Os termos “esquerda” e “direita” são bastante imprecisos e insuficientes para definir os grupos contendores do presente, mas como muitos já entenderam, ainda permanece necessário identificar os projetos pelo seu conteúdo antitético e relacional, pelos compromissos que assumem, pelos adversários e inimigos que elegem e pelo lugar de classe que ocupam. Bandeiras e movimentos políticos podem ser classificados como conservadores ou progressistas e nem precisa de muito treino e conhecimento para saber que o fascismo é um movimento de direita, enquanto o socialismo é de esquerda. Mas poucos sabem que Mussollini, antes de se tornar Il Duce italiano foi editor do periódico Avanti! e militante do Partido Socialista, o mesmo de Antonio Gramsci. De outro lado, muito dificilmente Stalin encontraria unanimidade ao ser classificado como de esquerda, pelo simples fato de que muitas das bandeiras progressistas incorporadas pela Revolução de 1917 retroagiram a partir de sua ascensão ao poder em fins dos anos 1920.
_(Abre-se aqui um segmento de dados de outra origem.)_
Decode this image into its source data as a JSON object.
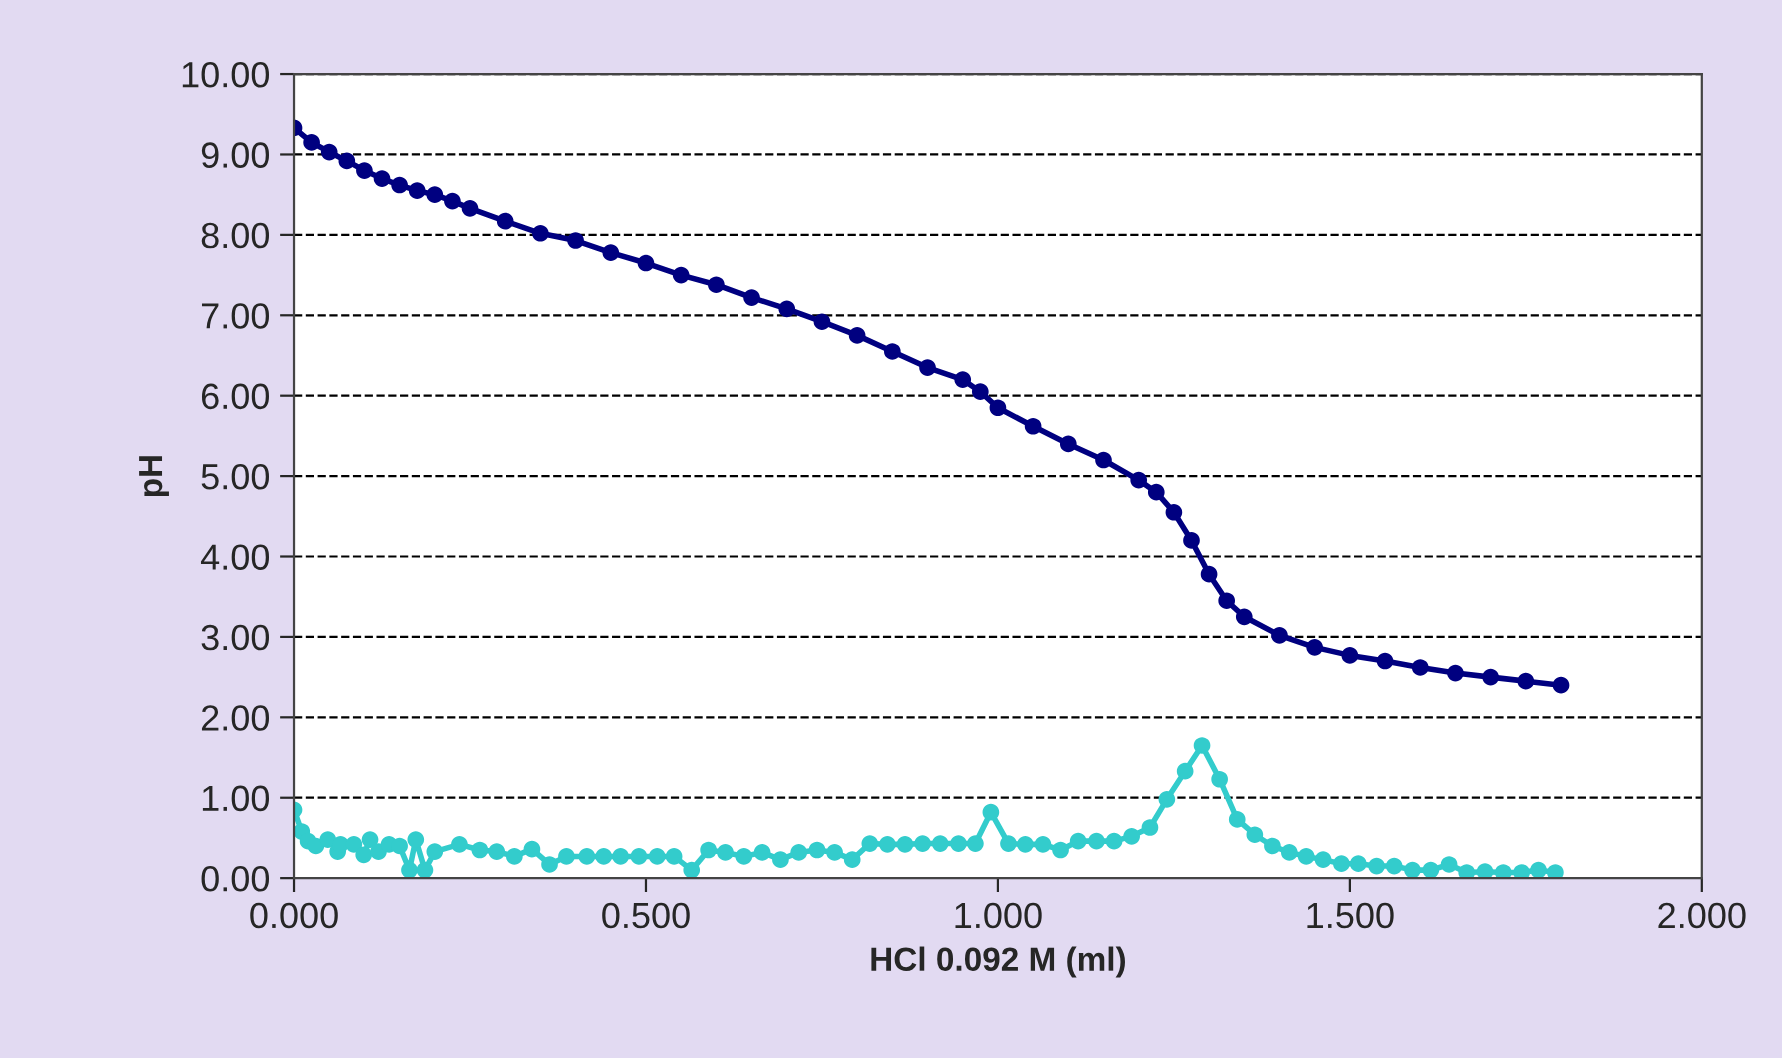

Grosso modo, pode-se dizer que posturas políticas de direita são conservadoras, quando não reacionárias ou fascistas. Regra geral, a direita defende a propriedade privada dos meios de produção, inclusive o latifúndio, o liberalismo econômico, o não intervencionismo do Estado e a meritocracia. Direitistas são contra as políticas afirmativas, são contra a imigração (desde que não sejam eles os imigrantes!) e acham que o casamento deve se restringir a união de um homem com uma mulher. No que se refere aos conflitos recentes no Brasil, os direitistas defendem o porte de armas, a redução da maioridade penal e a pena de morte, embora nem todos assuma abertamente esta defesa por conta dos compromissos religiosos. Direitistas se identificam com a bancada BBB (Bíblia, Bala e Boi) e acham que bandido bom é bandido morto. São contra o aborto e o que chamam de “ideologias de gênero”, e ainda por cima temem que estejamos em vias de termos implantado no Brasil uma “ditadura gayzista” articulada pelo “bolivarianismo lulista” e pelo Foro de São Paulo.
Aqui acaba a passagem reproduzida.